Il 29 Aprile 2010 alle 16:13 gianandrea gaiani ha scritto:
I brits combattono “senzase e senza ma” caro Indigesto ma a Londra il governo laburista è sotto attacco per le perdite elevate e gli scarsi mezzi e finanziamenti assegnati ai militari. In più gli USA premono per ottenere la leadership totale del conflitto.

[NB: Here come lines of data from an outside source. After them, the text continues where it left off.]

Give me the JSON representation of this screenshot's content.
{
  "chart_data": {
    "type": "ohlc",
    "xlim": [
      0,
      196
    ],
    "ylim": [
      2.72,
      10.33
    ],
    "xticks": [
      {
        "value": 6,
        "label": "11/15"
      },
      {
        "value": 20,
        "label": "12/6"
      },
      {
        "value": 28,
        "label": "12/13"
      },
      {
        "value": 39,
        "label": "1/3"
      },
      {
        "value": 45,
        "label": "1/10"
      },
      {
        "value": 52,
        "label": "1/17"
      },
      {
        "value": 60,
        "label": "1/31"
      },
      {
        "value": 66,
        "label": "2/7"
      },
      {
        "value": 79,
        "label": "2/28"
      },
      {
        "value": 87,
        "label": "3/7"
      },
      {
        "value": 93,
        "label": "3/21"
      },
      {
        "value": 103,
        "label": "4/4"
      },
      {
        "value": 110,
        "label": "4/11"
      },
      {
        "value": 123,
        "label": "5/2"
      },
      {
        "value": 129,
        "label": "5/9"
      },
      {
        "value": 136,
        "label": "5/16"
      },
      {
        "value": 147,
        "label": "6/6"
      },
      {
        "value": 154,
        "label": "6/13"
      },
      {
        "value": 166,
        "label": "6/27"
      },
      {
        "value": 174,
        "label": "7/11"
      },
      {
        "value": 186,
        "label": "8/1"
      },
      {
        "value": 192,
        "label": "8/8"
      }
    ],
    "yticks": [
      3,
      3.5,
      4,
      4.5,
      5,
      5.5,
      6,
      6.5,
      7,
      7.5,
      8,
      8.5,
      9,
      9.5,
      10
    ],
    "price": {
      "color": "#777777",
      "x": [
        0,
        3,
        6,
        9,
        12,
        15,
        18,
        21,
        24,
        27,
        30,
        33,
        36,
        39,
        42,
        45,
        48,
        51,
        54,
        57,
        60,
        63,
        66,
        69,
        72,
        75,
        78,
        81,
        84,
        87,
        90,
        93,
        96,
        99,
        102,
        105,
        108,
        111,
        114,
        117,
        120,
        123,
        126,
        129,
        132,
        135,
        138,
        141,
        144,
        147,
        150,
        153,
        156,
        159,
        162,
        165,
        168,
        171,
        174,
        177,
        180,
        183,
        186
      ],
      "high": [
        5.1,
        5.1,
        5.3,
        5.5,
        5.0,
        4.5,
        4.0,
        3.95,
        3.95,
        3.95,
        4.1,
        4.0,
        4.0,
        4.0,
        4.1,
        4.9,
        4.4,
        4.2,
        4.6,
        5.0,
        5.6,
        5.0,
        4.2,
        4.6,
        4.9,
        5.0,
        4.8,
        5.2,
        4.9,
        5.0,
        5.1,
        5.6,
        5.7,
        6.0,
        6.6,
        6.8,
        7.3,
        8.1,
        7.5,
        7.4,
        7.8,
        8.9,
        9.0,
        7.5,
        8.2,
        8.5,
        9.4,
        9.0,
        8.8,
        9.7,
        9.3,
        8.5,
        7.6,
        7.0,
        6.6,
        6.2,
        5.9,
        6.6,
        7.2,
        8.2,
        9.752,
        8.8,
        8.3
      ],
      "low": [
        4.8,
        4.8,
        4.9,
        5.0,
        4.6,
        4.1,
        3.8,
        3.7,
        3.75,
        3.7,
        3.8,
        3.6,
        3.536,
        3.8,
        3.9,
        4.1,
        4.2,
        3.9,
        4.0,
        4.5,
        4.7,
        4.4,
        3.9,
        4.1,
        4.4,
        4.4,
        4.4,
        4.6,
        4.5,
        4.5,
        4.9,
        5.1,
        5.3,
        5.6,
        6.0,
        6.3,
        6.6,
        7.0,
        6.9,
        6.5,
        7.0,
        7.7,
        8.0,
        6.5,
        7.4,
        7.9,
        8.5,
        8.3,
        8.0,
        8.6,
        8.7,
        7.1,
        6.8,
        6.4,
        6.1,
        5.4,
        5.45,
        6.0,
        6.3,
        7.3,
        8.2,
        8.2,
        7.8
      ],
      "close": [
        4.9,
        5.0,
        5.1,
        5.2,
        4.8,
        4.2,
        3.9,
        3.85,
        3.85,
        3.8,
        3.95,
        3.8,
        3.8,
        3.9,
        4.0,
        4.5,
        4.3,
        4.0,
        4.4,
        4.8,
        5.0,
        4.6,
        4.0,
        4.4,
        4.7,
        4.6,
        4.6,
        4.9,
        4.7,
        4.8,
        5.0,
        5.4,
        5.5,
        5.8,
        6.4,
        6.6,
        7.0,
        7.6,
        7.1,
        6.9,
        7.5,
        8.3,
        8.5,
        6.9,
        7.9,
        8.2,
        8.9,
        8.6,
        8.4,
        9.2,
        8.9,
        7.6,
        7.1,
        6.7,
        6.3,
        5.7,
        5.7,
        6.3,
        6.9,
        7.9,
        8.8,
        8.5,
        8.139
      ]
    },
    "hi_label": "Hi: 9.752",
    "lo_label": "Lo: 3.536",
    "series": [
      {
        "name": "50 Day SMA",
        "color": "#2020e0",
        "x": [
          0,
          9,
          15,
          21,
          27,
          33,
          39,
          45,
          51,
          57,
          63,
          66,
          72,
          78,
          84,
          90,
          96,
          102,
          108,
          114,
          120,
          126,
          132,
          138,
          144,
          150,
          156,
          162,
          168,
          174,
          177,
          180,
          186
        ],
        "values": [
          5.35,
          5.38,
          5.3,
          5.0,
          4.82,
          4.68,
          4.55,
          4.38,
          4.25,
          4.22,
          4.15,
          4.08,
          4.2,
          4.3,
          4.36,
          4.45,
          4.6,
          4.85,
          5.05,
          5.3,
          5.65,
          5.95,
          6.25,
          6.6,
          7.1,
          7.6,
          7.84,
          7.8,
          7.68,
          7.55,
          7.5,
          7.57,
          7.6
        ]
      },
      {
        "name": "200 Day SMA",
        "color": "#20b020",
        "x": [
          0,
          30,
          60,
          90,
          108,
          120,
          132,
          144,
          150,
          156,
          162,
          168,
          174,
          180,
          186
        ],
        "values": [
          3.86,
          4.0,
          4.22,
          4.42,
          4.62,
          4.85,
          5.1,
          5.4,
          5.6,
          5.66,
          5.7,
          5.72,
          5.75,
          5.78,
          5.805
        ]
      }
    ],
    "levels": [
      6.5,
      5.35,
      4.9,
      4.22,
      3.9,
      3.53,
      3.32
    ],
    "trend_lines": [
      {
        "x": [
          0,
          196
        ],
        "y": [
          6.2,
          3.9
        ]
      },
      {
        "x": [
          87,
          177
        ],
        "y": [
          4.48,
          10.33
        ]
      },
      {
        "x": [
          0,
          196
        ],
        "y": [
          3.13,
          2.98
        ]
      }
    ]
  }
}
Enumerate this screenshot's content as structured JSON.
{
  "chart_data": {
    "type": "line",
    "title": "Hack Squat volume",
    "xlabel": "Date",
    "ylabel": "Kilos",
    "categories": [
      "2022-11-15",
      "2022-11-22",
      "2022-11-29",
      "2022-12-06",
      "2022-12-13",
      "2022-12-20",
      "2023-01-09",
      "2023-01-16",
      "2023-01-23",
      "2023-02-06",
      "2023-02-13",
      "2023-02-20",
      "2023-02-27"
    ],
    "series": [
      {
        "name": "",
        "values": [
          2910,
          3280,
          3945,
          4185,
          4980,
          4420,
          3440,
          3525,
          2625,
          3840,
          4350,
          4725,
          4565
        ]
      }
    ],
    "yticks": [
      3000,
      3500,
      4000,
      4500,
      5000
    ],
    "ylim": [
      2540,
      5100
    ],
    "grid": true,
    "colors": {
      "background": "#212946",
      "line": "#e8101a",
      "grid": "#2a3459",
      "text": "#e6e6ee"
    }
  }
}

Vedremo dopo le elezioni in Gran Bretagna come andrà a finire.
Il 29 Aprile 2010 alle 17:12 gratis ha scritto:
L’eventuale ritiro britannico sarebbe solo un’altra dimostrazione che la guerra in Afghanistan diretta dagli USA non funziona.
I britannici non è che mi siano simpatici, per le loro caratteristiche di creare calunnie in continuazione solo “per vedere l’effetto che fa”, come diceva quella canzoncina di Jannacci.
Tuttavia è gente che quando combatte lo fa senza troppi fronzoli.
E’ evidente che il problema deriva dalla mancanza di un unico comando, anche perchè ciascun governo ha assegnato ai suoi diverse regole d’ingaggio secondo le sue esigenze politiche interne.
Praticamente in Afghanistan c’è una specie di armata Brancaleone arlecchina.
E’ indubbio che ciò provoca sofferenza alla guida militare e politica che gli USA vorrebbero avere, che per di più, come scritto in altri articoli, in questo momento è al contrasto fra i loro stessi vertici politici e militari.
Inglesi e olandesi, contrariamente da noi italiani che ci piace esibirci inutilmente, vanno al sodo delle cose e la ragione gli dice che non è più il caso di stare in Afghanistan ad avere perdite continue, senza una vera guerra coordinata e intenzionata ad essere tale.
E’ cambiata l’amministrazione americana, al posto di Bush adesso c’è Obama l’islamico, quindi le alleanze fatte a suo tempo tra governi, con diversa composizione politica di quella attuale, non hanno più senso perchè le politiche, che ciascuno di loro persegue, sono ormai profondamente diverse.
Gli unici fessi siamo noi italiani che siamo rimasti come degli allocchi ad esibirci, com’è nostra abitudine, e senza uso di logiche e interessi razionali a guidare la nostra decisione, rischiando un vero spreco di risorse e soprattutto di vite umane inutilmente.
Il 29 Aprile 2010 alle 18:25 fu36 ha scritto:
Ottimo Gaiani, da esperto hai detto una cosa giusta, gli inglesi equivalgono quasi ai tedeschi e i marines sono all’ultimo livello, sul piano tattico militare, di fegato non parliamone, amano troppo gli agi della vita, sono forti grazie alla tecnologia ma le guerre o battaglie li vince sempre la fanteria, ossia gli uomini. Hai dato un abella risposta all’imbecille che se le va a cercare, abbi pazienza è un ciuccio napoletano, ralgia.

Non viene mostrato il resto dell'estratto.